Stanford College says the non-public info of 27,000 people was stolen in a ransomware assault impacting its Division of Public Security (SUDPS) community.
The college found the assault on September 27 and disclosed one month later that it was investigating a cybersecurity incident impacting SUDPS methods.
In an replace printed on Monday, Stanford stated the attackers did not achieve entry to different methods outdoors the Division of Public Security’s community.
“The investigation decided that an unauthorized particular person(s) gained entry to the Division of Public Security’s community between Could 12, 2023, and Sept. 27, 2023,” the college stated.
In keeping with data breach notifications filed with Maine’s Lawyer Normal, the attackers stole paperwork containing personally identifiable info (PII) belonging to 27,000 people.
“The non-public info that will have been affected varies from individual to individual however may embrace date of beginning, Social Safety quantity, authorities ID, passport quantity, driver’s license quantity, and different info the Division of Public Security might have collected in its operations,” Stanford added.

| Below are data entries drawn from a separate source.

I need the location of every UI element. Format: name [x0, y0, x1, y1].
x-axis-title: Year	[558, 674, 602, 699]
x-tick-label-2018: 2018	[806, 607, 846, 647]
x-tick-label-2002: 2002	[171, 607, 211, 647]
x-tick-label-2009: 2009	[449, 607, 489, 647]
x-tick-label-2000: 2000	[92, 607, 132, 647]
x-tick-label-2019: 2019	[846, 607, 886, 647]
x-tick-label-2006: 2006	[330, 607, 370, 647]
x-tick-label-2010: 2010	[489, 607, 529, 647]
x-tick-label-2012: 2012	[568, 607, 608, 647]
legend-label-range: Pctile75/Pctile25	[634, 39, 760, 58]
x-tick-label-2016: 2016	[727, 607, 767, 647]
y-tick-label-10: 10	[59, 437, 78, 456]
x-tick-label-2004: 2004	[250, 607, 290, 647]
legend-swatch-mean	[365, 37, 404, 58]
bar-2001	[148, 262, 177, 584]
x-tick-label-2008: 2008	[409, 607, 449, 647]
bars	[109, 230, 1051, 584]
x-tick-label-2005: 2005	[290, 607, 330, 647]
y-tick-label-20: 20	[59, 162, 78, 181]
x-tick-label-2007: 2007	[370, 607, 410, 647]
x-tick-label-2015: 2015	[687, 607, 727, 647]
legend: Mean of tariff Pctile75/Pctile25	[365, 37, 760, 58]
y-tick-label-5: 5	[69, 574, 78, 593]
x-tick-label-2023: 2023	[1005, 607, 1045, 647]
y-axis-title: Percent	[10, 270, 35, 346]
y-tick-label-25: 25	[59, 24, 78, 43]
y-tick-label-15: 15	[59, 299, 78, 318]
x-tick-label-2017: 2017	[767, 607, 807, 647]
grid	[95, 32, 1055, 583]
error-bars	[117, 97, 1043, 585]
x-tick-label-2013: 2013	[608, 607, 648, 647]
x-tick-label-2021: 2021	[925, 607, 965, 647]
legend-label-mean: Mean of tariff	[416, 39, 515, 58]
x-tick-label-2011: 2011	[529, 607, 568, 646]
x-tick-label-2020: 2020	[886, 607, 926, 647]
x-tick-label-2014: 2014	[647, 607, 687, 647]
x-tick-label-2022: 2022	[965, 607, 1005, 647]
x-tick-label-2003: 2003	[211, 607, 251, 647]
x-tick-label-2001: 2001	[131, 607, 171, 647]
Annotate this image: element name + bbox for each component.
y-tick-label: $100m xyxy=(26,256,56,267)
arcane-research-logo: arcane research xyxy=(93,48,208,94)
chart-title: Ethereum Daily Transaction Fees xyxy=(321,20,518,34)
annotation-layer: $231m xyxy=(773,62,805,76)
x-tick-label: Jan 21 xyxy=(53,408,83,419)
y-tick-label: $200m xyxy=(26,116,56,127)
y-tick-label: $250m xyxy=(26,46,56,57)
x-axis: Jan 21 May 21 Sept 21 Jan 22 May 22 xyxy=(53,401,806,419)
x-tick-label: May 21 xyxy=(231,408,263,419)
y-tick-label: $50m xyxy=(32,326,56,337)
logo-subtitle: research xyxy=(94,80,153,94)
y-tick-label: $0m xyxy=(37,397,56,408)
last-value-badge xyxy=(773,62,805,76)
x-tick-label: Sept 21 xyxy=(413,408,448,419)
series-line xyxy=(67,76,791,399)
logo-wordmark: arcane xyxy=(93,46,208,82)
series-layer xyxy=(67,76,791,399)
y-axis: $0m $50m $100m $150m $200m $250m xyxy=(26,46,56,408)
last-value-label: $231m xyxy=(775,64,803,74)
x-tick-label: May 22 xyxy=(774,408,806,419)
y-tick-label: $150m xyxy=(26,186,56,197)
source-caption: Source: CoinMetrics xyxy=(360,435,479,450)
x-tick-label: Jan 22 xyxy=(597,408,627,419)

“For a small variety of people, this info can also have included biometric knowledge, well being/medical info, e-mail handle with password, username with password, security questions and solutions, digital signature, and bank card info with security codes.”
Whereas Stanford has not attributed the September incident to a selected ransomware operation, the Akira ransomware gang claimed the assault in October, saying they stole 430Gb of recordsdata from the college’s methods.
The cybercrime group has since printed the stolen knowledge on their darkish net leak web site, making it obtainable for obtain through BitTorrent.
The Akira ransomware operation emerged in March 2023 and shortly gained notoriety by concentrating on victims throughout numerous trade verticals.
By June 2023, the Akira ransomware operators had developed and deployed a Linux encryptor to focus on VMware ESXi digital machines extensively utilized in enterprise environments.
In keeping with negotiation chats seen by BleepingComputer, the ransomware group is asking for ransom funds starting from $200,000 to tens of millions of {dollars}, relying on the scale of the breached group.
Stanford College disclosed one other data breach in February 2023 after Division of Economics Ph.D. program admission info was uncovered on-line between December 2022 and January 2023.
The incident adopted an April 2021 data breach after the Clop ransomware leaked paperwork stolen from Stanford Faculty of Drugs’s Accellion File Switch Equipment (FTA) platform.